Um trotz der weiten Distanzen einen regelmäßigen Austausch zu gewährleisten, trafen sich die Vermittler:innen regelmäßig online. In Project Reflection Meetings stellten sie ihre Arbeitsergebnisse und Erkenntnisse aus ihrer Vermittlungsarbeit vor.
Öffentliche Beteiligung
Ein Höhepunkt des Vermittlungstreffen 2023 war das von Alex Gerbaulet kuratierte öffentliche Kurzfilmprogramm „Acht Stunden sind kein Tag“. Die gleichnamige Fassbinder-Serie von 1972 war eine der ersten proletarischen Familienserien im Westdeutschen Fernsehen und diente als Inspiration; alle Filme des Kurzfilmprogramms setzen sich entsprechend mit der filmischen Repräsentation von Arbeiter:innen auseinander: Christina Perinciolis FÜR FRAUEN. KAPITEL 1 (BRD 1972) stellt sowohl vor als auch hinter der Kamera eine solidarisch-feministische Utopie von Zusammenarbeit und Zusammenhalt vor.
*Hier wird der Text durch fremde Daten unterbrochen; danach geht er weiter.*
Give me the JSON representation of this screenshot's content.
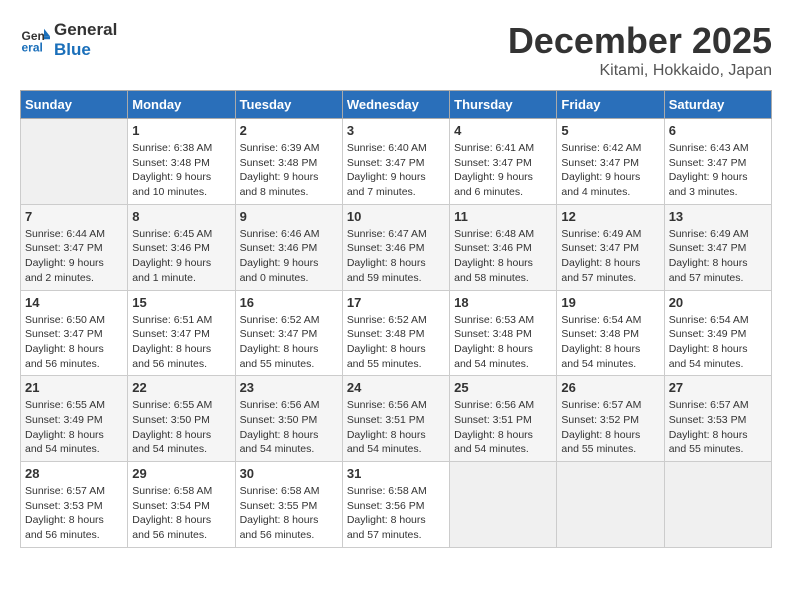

In EIN FILM ÜBER DEN ARBEITER (DE 1995) spricht Stefan Hayn radikal persönlich über seine Arbeitsverhältnisse zwischen Film, Pflege und Prostitution. In SCHICHT (DE 2015) beschäftigt sich Alex Gerbaulet mit der Geschichte ihrer Familie in der Industriestadt Salzgitter. Alejandro Bachmann führte gemeinsam mit Alex Gerbaulet das anschließende Filmgespräch mit Publikumsbeteiligung.
Die Filmreihe POLITICAL FASSBINDER im Herbst 2022 in Berlin, das Schultheater-Tryout zu CHINESISCHES ROULETTE in Berlin und Frankfurt sowie die für den Herbst 2023 geplante Fassbinder-Filmreihe im Zürcher FILMPODIUM bildeten und bilden weitere Zugänge zum Projekt für die Öffentlichkeit.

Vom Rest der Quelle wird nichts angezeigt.